- The Washington Times - Friday, April 25, 2003

American agriculture companies are eyeing export opportunities in Iraq, historically a major market for U.S. growers.
"Before [the Gulf war], they were our largest export market," said Richard Bell, chief executive officer of Riceland Foods, a Stuttgart, Ark.-based grain cooperative that sold rice to the Persian Gulf country.
But in 1990 Saddam Hussein's Iraq invaded neighboring Kuwait, and in 1991 a U.S.-led coalition pushed Iraq out. The military conflicts and ensuing U.N. sanctions wiped out Iraq as a major destination for U.S. commodities.
Iraq was a $726 million market for U.S. agricultural products in 1989, with wheat and rice the leading commodities, according to U.S. Census Bureau numbers. Iraq was the biggest market for U.S. rice and the seventh-largest market for wheat.
But U.S. agricultural exports to Iraq were cut by more than half in 1990 and have not since approached pre-Gulf war numbers dipping as low as zero during several years.
Riceland's sales to Iraq, for example, stopped completely after 1998, with political tensions high, the Iraqi government opposed to buying U.S. products and the United Nations-run oil-for-food program handling the country's legal food imports.
The oil-for-food program was implemented in 1996 and allowed Iraq to use proceeds from oil sales to buy food, medicine and equipment to keep the oil industry running.
The Iraqi government chose companies and governments it would do business with, and the United Nations approved products and transactions.
"We participated in that, but I have to admit it was a hassle," Mr. Bell said.
With U.S. growers out of the way, competitors from other countries stepped in to fill the void, selling through the oil-for-food program.
Mr. Bell said Thailand and Vietnam became the major rice exporters to Iraq, and U.S. wheat industry sources said Australia became the major supplier of that grain.

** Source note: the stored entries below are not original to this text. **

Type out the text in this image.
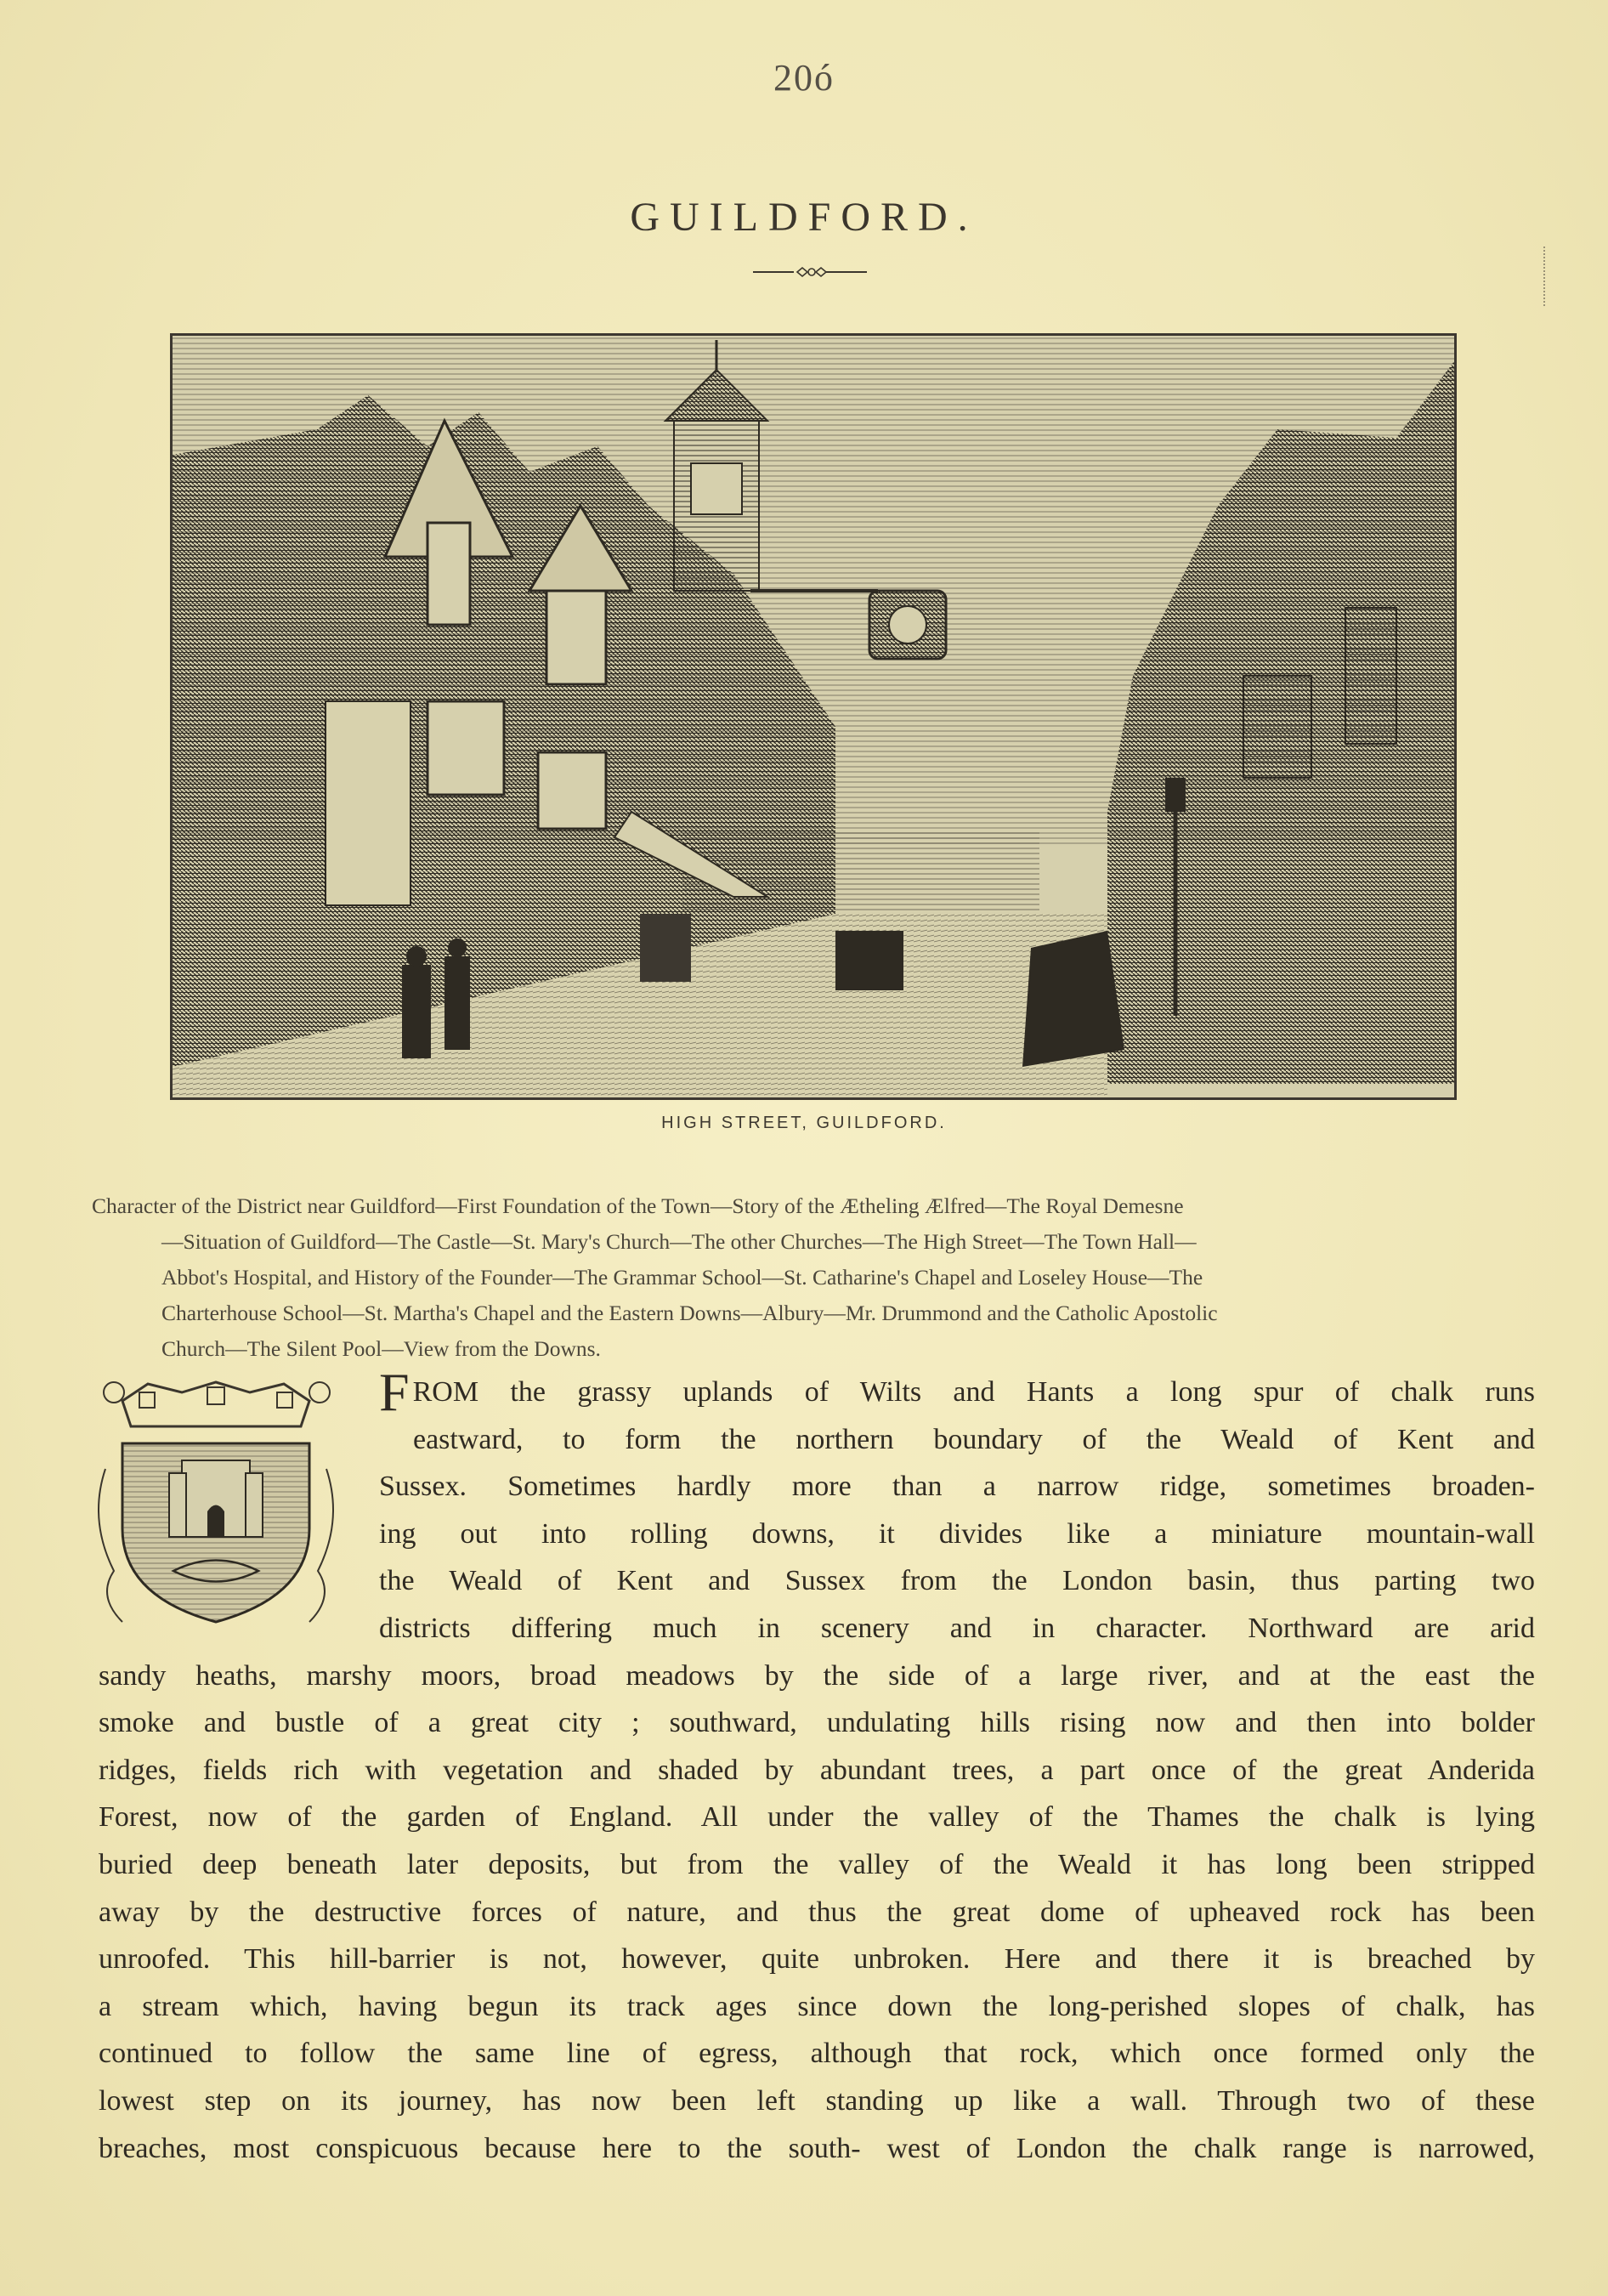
20ó
GUILDFORD.
HIGH STREET, GUILDFORD.
Character of the District near Guildford—First Foundation of the Town—Story of the Ætheling Ælfred—The Royal Demesne
—Situation of Guildford—The Castle—St. Mary's Church—The other Churches—The High Street—The Town Hall—
Abbot's Hospital, and History of the Founder—The Grammar School—St. Catharine's Chapel and Loseley House—The
Charterhouse School—St. Martha's Chapel and the Eastern Downs—Albury—Mr. Drummond and the Catholic Apostolic
Church—The Silent Pool—View from the Downs.
FROM the grassy uplands of Wilts and Hants a long spur of chalk runs
eastward, to form the northern boundary of the Weald of Kent and
Sussex. Sometimes hardly more than a narrow ridge, sometimes broaden-
ing out into rolling downs, it divides like a miniature mountain-wall
the Weald of Kent and Sussex from the London basin, thus parting two
districts differing much in scenery and in character. Northward are arid
sandy heaths, marshy moors, broad meadows by the side of a large river, and at the east the
smoke and bustle of a great city ; southward, undulating hills rising now and then into bolder
ridges, fields rich with vegetation and shaded by abundant trees, a part once of the great Anderida
Forest, now of the garden of England. All under the valley of the Thames the chalk is lying
buried deep beneath later deposits, but from the valley of the Weald it has long been stripped
away by the destructive forces of nature, and thus the great dome of upheaved rock has been
unroofed. This hill-barrier is not, however, quite unbroken. Here and there it is breached by
a stream which, having begun its track ages since down the long-perished slopes of chalk, has
continued to follow the same line of egress, although that rock, which once formed only the
lowest step on its journey, has now been left standing up like a wall. Through two of these
breaches, most conspicuous because here to the south- west of London the chalk range is narrowed,
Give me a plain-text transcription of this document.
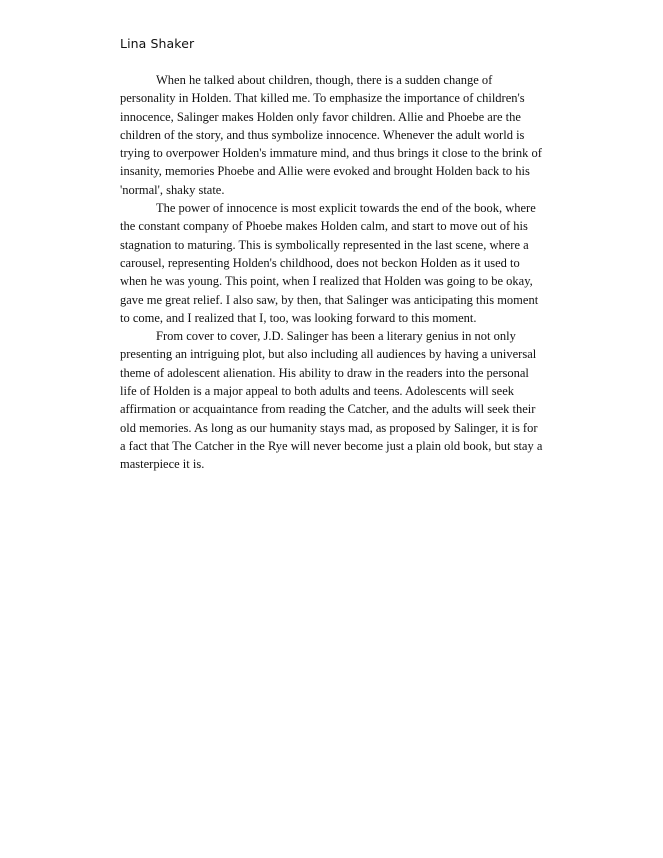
Lina Shaker

When he talked about children, though, there is a sudden change of personality in Holden. That killed me. To emphasize the importance of children's innocence, Salinger makes Holden only favor children. Allie and Phoebe are the children of the story, and thus symbolize innocence. Whenever the adult world is trying to overpower Holden's immature mind, and thus brings it close to the brink of insanity, memories Phoebe and Allie were evoked and brought Holden back to his 'normal', shaky state.

The power of innocence is most explicit towards the end of the book, where the constant company of Phoebe makes Holden calm, and start to move out of his stagnation to maturing. This is symbolically represented in the last scene, where a carousel, representing Holden's childhood, does not beckon Holden as it used to when he was young. This point, when I realized that Holden was going to be okay, gave me great relief. I also saw, by then, that Salinger was anticipating this moment to come, and I realized that I, too, was looking forward to this moment.

From cover to cover, J.D. Salinger has been a literary genius in not only presenting an intriguing plot, but also including all audiences by having a universal theme of adolescent alienation. His ability to draw in the readers into the personal life of Holden is a major appeal to both adults and teens. Adolescents will seek affirmation or acquaintance from reading the Catcher, and the adults will seek their old memories. As long as our humanity stays mad, as proposed by Salinger, it is for a fact that The Catcher in the Rye will never become just a plain old book, but stay a masterpiece it is.
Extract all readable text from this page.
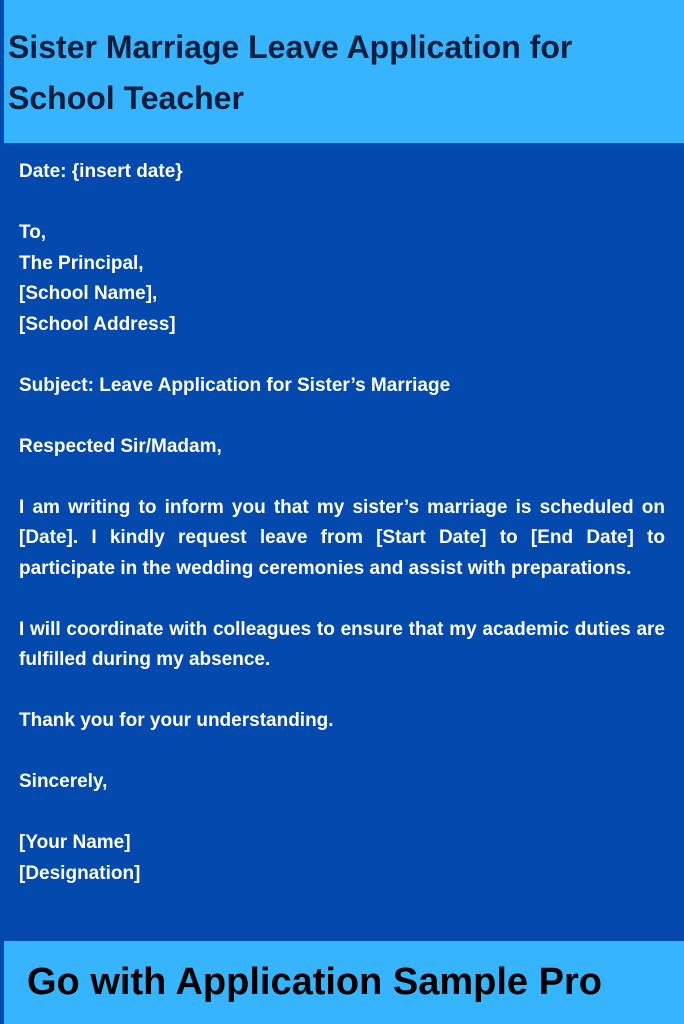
Sister Marriage Leave Application for School Teacher

Date: {insert date}

To,
The Principal,
[School Name],
[School Address]

Subject: Leave Application for Sister’s Marriage

Respected Sir/Madam,

I am writing to inform you that my sister’s marriage is scheduled on [Date]. I kindly request leave from [Start Date] to [End Date] to participate in the wedding ceremonies and assist with preparations.

I will coordinate with colleagues to ensure that my academic duties are fulfilled during my absence.

Thank you for your understanding.

Sincerely,

[Your Name]
[Designation]

Go with Application Sample Pro
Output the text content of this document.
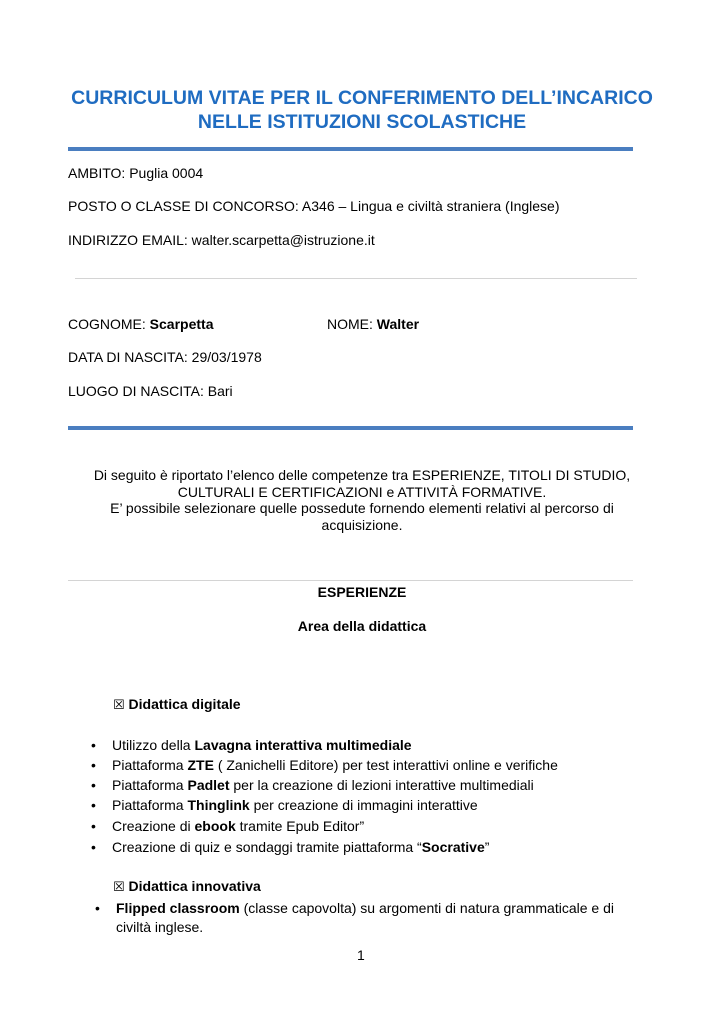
CURRICULUM VITAE PER IL CONFERIMENTO DELL’INCARICO
NELLE ISTITUZIONI SCOLASTICHE
AMBITO: Puglia 0004
POSTO O CLASSE DI CONCORSO: A346 – Lingua e civiltà straniera (Inglese)
INDIRIZZO EMAIL: walter.scarpetta@istruzione.it
COGNOME: Scarpetta	NOME: Walter
DATA DI NASCITA: 29/03/1978
LUOGO DI NASCITA: Bari
Di seguito è riportato l’elenco delle competenze tra ESPERIENZE, TITOLI DI STUDIO,
CULTURALI E CERTIFICAZIONI e ATTIVITÀ FORMATIVE.
E’ possibile selezionare quelle possedute fornendo elementi relativi al percorso di
acquisizione.
ESPERIENZE
Area della didattica
☒ Didattica digitale
• Utilizzo della Lavagna interattiva multimediale
• Piattaforma ZTE ( Zanichelli Editore) per test interattivi online e verifiche
• Piattaforma Padlet per la creazione di lezioni interattive multimediali
• Piattaforma Thinglink per creazione di immagini interattive
• Creazione di ebook tramite Epub Editor”
• Creazione di quiz e sondaggi tramite piattaforma “Socrative”
☒ Didattica innovativa
• Flipped classroom (classe capovolta) su argomenti di natura grammaticale e di
civiltà inglese.
1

But with new authorities running Iraq and the potential lifting of U.S. sanctions, growers and exporters are hopeful that they will resume exports and reclaim Iraq as one of the United States' top 10 markets.
"It was a huge market we'd like to get back into," said Barbara Spangler, executive director of the Wheat Export Trade Education Committee, a Washington-based trade group. "Before the 1991 war, we were one of their biggest suppliers."
U.N. economic sanctions are still blocking most trade, though President Bush this week said the sanctions should be lifted, and the oil-for-food program is still in place.
About 60 percent of the country's population relied on the program for their entire food ration, the United Nations said.
And beyond the future of the sanctions and the oil program, a new Iraqi government and a market economy have yet to take shape.
"We need a buyer," said Dawn Forsythe, spokeswoman for U.S. Wheat Associates, a marketing association for wheat exporters.
The government-controlled Iraqi Grain Board made purchase decisions under Saddam's regime. A new board could take shape, or a private market system could take over.
Another hurdle is competition. Countries that took over what had been U.S. market share are not going to step aside willingly.
Australian farmers sold $484 million in wheat to Iraq last year, and the country's monopoly wheat commission, the Australian Wheat Board, is fighting to keep U.N. contracts and market share.
Australia was part of the U.S.-led coalition and sent troops to the Gulf as part of the effort to oust Saddam.